NEW YORK -- When the London Spitfire stepped foot on the Barclays Center stage to play in the inaugural Overwatch grand final versus the Philadelphia Fusion, the team was booed.
A strong Philly contingent had gathered in Brooklyn for the final, outnumbering supporters of the favored British Spitfire, owned by an organization based out of Los Angeles with an all-South Korean lineup. The crowd instead went for the pesky underdogs from Philadelphia, whose run to the final was marked with suspensions, close calls, and a melting pot of a roster that featured players from France to South Korea to Israel.

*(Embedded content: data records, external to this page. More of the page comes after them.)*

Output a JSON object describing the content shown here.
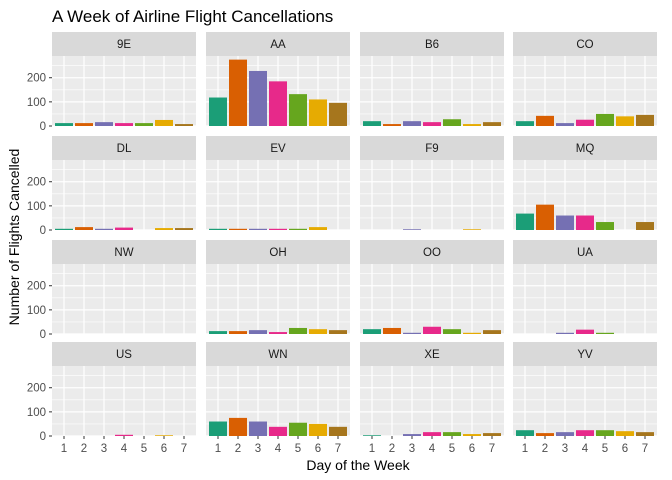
{
  "chart_data": {
    "type": "bar",
    "title": "A Week of Airline Flight Cancellations",
    "xlabel": "Day of the Week",
    "ylabel": "Number of Flights Cancelled",
    "x_ticks": [
      "1",
      "2",
      "3",
      "4",
      "5",
      "6",
      "7"
    ],
    "y_ticks": [
      0,
      100,
      200
    ],
    "ylim": [
      0,
      290
    ],
    "grid": true,
    "facets_layout": "4x4",
    "legend": "none",
    "day_colors": [
      "#1b9e77",
      "#d95f02",
      "#7570b3",
      "#e7298a",
      "#66a61e",
      "#e6ab02",
      "#a6761d"
    ],
    "panel_background": "#ebebeb",
    "strip_background": "#d9d9d9",
    "facets": [
      {
        "carrier": "9E",
        "values": [
          12,
          12,
          16,
          12,
          12,
          25,
          8
        ]
      },
      {
        "carrier": "AA",
        "values": [
          118,
          275,
          228,
          185,
          132,
          110,
          96
        ]
      },
      {
        "carrier": "B6",
        "values": [
          20,
          8,
          20,
          16,
          28,
          8,
          16
        ]
      },
      {
        "carrier": "CO",
        "values": [
          20,
          42,
          12,
          26,
          50,
          40,
          46
        ]
      },
      {
        "carrier": "DL",
        "values": [
          5,
          12,
          5,
          10,
          0,
          8,
          8
        ]
      },
      {
        "carrier": "EV",
        "values": [
          5,
          5,
          5,
          5,
          5,
          12,
          0
        ]
      },
      {
        "carrier": "F9",
        "values": [
          0,
          0,
          3,
          0,
          0,
          3,
          0
        ]
      },
      {
        "carrier": "MQ",
        "values": [
          68,
          105,
          60,
          60,
          33,
          0,
          33
        ]
      },
      {
        "carrier": "NW",
        "values": [
          0,
          0,
          0,
          0,
          0,
          0,
          0
        ]
      },
      {
        "carrier": "OH",
        "values": [
          12,
          12,
          16,
          8,
          25,
          20,
          16
        ]
      },
      {
        "carrier": "OO",
        "values": [
          20,
          25,
          5,
          30,
          20,
          5,
          16
        ]
      },
      {
        "carrier": "UA",
        "values": [
          0,
          0,
          5,
          18,
          5,
          0,
          0
        ]
      },
      {
        "carrier": "US",
        "values": [
          0,
          0,
          0,
          5,
          0,
          3,
          0
        ]
      },
      {
        "carrier": "WN",
        "values": [
          60,
          75,
          60,
          38,
          55,
          50,
          38
        ]
      },
      {
        "carrier": "XE",
        "values": [
          3,
          0,
          8,
          16,
          16,
          8,
          12
        ]
      },
      {
        "carrier": "YV",
        "values": [
          24,
          12,
          16,
          24,
          24,
          20,
          16
        ]
      }
    ]
  }
}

As the Spitfire exited the stage, though, after defeating the Fusion in back-to-back days to take the championship in a dominant sweep, all the fans could do was cheer for the new king of Overwatch, led by finals MVP Kim "Profit" Jun-hyung, who dropped jaws all weekend with his multitude of flashy, highlight-reel-worthy outplays. The Fusion, as scrappy as they come with the potential to reach some of the highest highs seen in Overwatch if the team could get rolling, never got off the ground in New York, taking their first and only map of the final in the opener on Friday before losing six straight to bow out as league runners-up.
The story of London on the surface seems simple: a star-studded team expected to be here at the beginning of the season. But it was far more complicated. As a combination of the two top South Korean teams -- pre-Overwatch League GC Busan and C9 Kongdoo Panthera -- the bloated roster of high-end talent was whittled down as the season went along, with players too good for the bench being shipped out to alleviate the pressure of needing to figure out how to fit too many pieces into the puzzle.
By the time the playoffs rolled around, London was sleek, sporting only seven players with three supports to mix things up if needed. The DPS and tank lines were entrusted, win or lose, and that was never better tested than when the Spitfire fell down early to the Los Angeles Gladiators in the first-round quarterfinal series, getting swept and on the brink of elimination.
Realizing its season might be coming to a close, the Spitfire opted to play with a carefree attitude for the rest of the playoffs, relishing in the fact no one would shed a tear over its displacement from the tournament against the hometown Gladiators. Freed from the expectations of being a "super team," the Spitfire got its wheels off the ground and never stopped soaring en route to a championship, coming back to sweep the Gladiators in back-to-back matches before dispatching the other Los Angeles franchise, the Valiant, in the semifinals -- also in front of a Los Angeles crowd at Blizzard Arena.
Being booed had become secondary for the Spitfire. Walking onto the stage in Brooklyn, playing up to the crowd with taunts and showing off its expensive streetwear, this was a team that knew its identity and how good it was compared to opponents. Cheers or not, this was London's final, and no one could say differently.
"I didn't think it would be this easy," said flex-support Choi "Bdosin" Seung-tae at the postgame media conference. "Next year I hope we play against a stronger team."
In a city that is all about working your way from the bottom to the top, London embraced that same philosophy throughout the playoffs. After going 4-6 in the final stage and resembling an already half-dead club by the time the playoffs rolled around, the team rediscovered its swagger just in time to put on a memorable showcase at the first-ever Overwatch League grand final.
Now, seated at the head of the table with more expansion teams entering the fray in 2019, the narrative shifts once more. Every single team, expansion or not, will have its eyes on the crown, which now lays atop of the Spitfire's head.
"Next year I want to become stronger," said London's DPS standout Kim "Birdring" Ji-hyeok. "I also want to face a stronger team in the finals."
For London, the team wearing specialized championship jackets and a lineup of designer shoes, that suits them just fine.